The next step is as follows

  1. Run the code '1_Download_Dataset.ipynb', this code will download the Coswara and Coughvid datasets, then extract them into the 'dataset' folder

  2. Run the code '2_Create_CSV_Files.ipynb', this code will create csv data regarding the Coswara, Coughvid, and Compare datasets and will be saved into the 'csv_files' folder

  3. Run the code '3_Normalized.ipynb', this code will normalize the dataset to be used, and the normalization results will be in each folder in the dataset as in 'dataset/Coswara-Data/wav_normalized'. This code will also merge the 3 normalized datasets into one folder named 'dataset/Merge-Data' and also create CSV data related to the merged data in the 'csv_files/normalized_data' folder. In addition, CSV data will be created regarding train data, eval data, and test data into the 'csv_files/experiment_data' folder.
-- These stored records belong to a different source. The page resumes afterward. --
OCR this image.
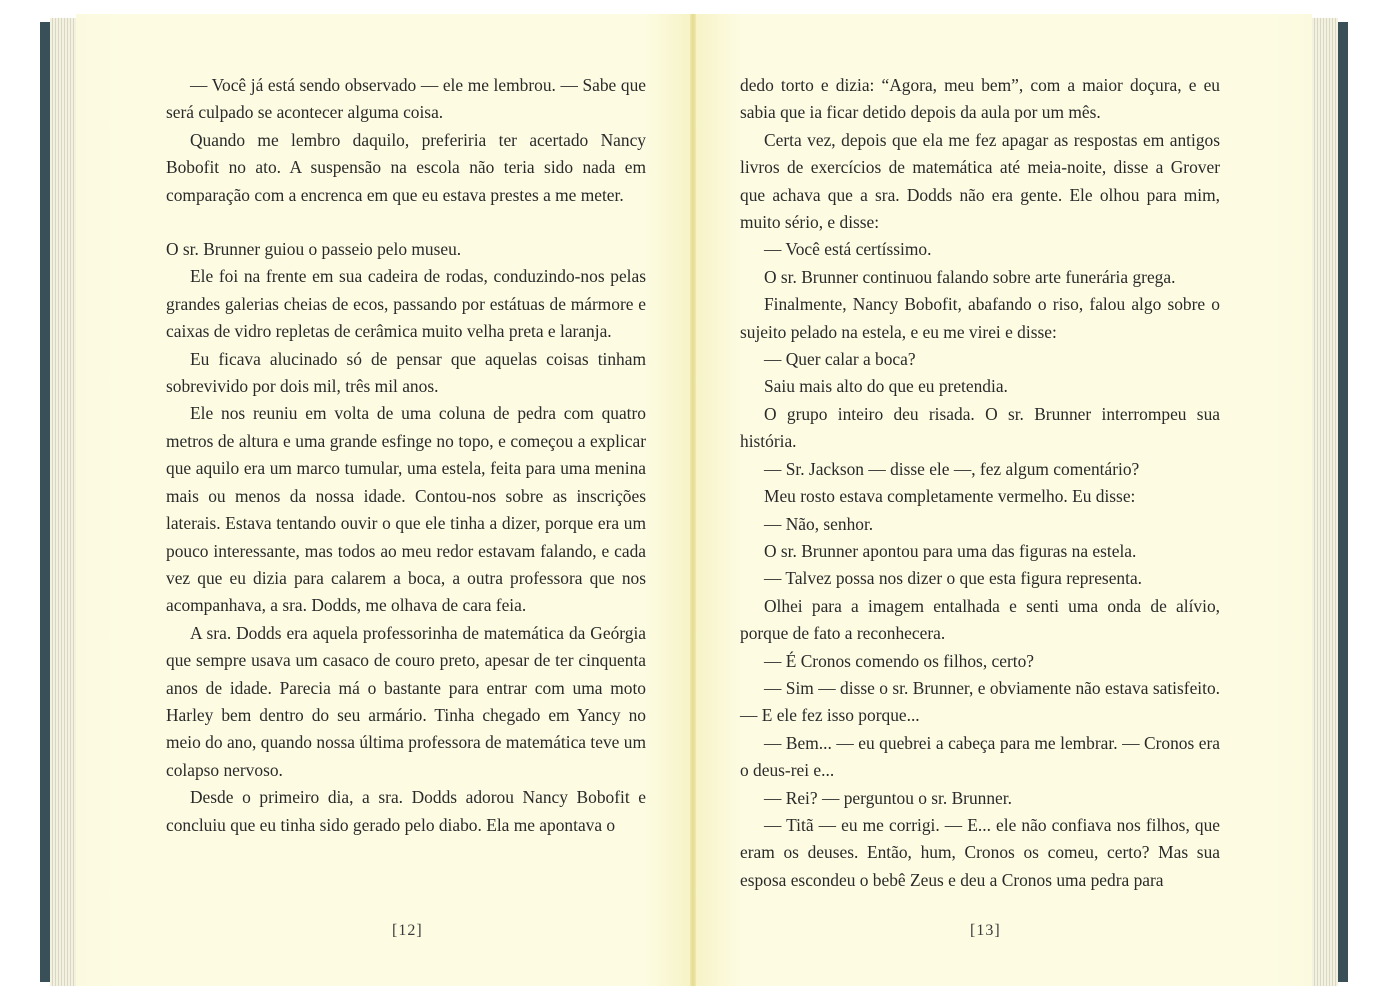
— Você já está sendo observado — ele me lembrou. — Sabe que será culpado se acontecer alguma coisa.

Quando me lembro daquilo, preferiria ter acertado Nancy Bobofit no ato. A suspensão na escola não teria sido nada em comparação com a encrenca em que eu estava prestes a me meter.

O sr. Brunner guiou o passeio pelo museu.

Ele foi na frente em sua cadeira de rodas, conduzindo-nos pelas grandes galerias cheias de ecos, passando por estátuas de mármore e caixas de vidro repletas de cerâmica muito velha preta e laranja.

Eu ficava alucinado só de pensar que aquelas coisas tinham sobrevivido por dois mil, três mil anos.

Ele nos reuniu em volta de uma coluna de pedra com quatro metros de altura e uma grande esfinge no topo, e começou a explicar que aquilo era um marco tumular, uma estela, feita para uma menina mais ou menos da nossa idade. Contou-nos sobre as inscrições laterais. Estava tentando ouvir o que ele tinha a dizer, porque era um pouco interessante, mas todos ao meu redor estavam falando, e cada vez que eu dizia para calarem a boca, a outra professora que nos acompanhava, a sra. Dodds, me olhava de cara feia.

A sra. Dodds era aquela professorinha de matemática da Geórgia que sempre usava um casaco de couro preto, apesar de ter cinquenta anos de idade. Parecia má o bastante para entrar com uma moto Harley bem dentro do seu armário. Tinha chegado em Yancy no meio do ano, quando nossa última professora de matemática teve um colapso nervoso.

Desde o primeiro dia, a sra. Dodds adorou Nancy Bobofit e concluiu que eu tinha sido gerado pelo diabo. Ela me apontava o

dedo torto e dizia: “Agora, meu bem”, com a maior doçura, e eu sabia que ia ficar detido depois da aula por um mês.

Certa vez, depois que ela me fez apagar as respostas em antigos livros de exercícios de matemática até meia-noite, disse a Grover que achava que a sra. Dodds não era gente. Ele olhou para mim, muito sério, e disse:

— Você está certíssimo.

O sr. Brunner continuou falando sobre arte funerária grega.

Finalmente, Nancy Bobofit, abafando o riso, falou algo sobre o sujeito pelado na estela, e eu me virei e disse:

— Quer calar a boca?

Saiu mais alto do que eu pretendia.

O grupo inteiro deu risada. O sr. Brunner interrompeu sua história.

— Sr. Jackson — disse ele —, fez algum comentário?

Meu rosto estava completamente vermelho. Eu disse:

— Não, senhor.

O sr. Brunner apontou para uma das figuras na estela.

— Talvez possa nos dizer o que esta figura representa.

Olhei para a imagem entalhada e senti uma onda de alívio, porque de fato a reconhecera.

— É Cronos comendo os filhos, certo?

— Sim — disse o sr. Brunner, e obviamente não estava satisfeito. — E ele fez isso porque...

— Bem... — eu quebrei a cabeça para me lembrar. — Cronos era o deus-rei e...

— Rei? — perguntou o sr. Brunner.

— Titã — eu me corrigi. — E... ele não confiava nos filhos, que eram os deuses. Então, hum, Cronos os comeu, certo? Mas sua esposa escondeu o bebê Zeus e deu a Cronos uma pedra para

[12]	[13]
  4. Run the code '4_Training.ipynb', this code will train the combined dataset using 5 random seeds. In this code, seeds 9,30,41,42, and 46 are used because they have high yields. The training results will be saved in the 'results' folder.

  5. Run the code '5_Testing.ipynb', this code will test the model that has been trained using the test data. This test is carried out using 5 seeds that have been trained previously.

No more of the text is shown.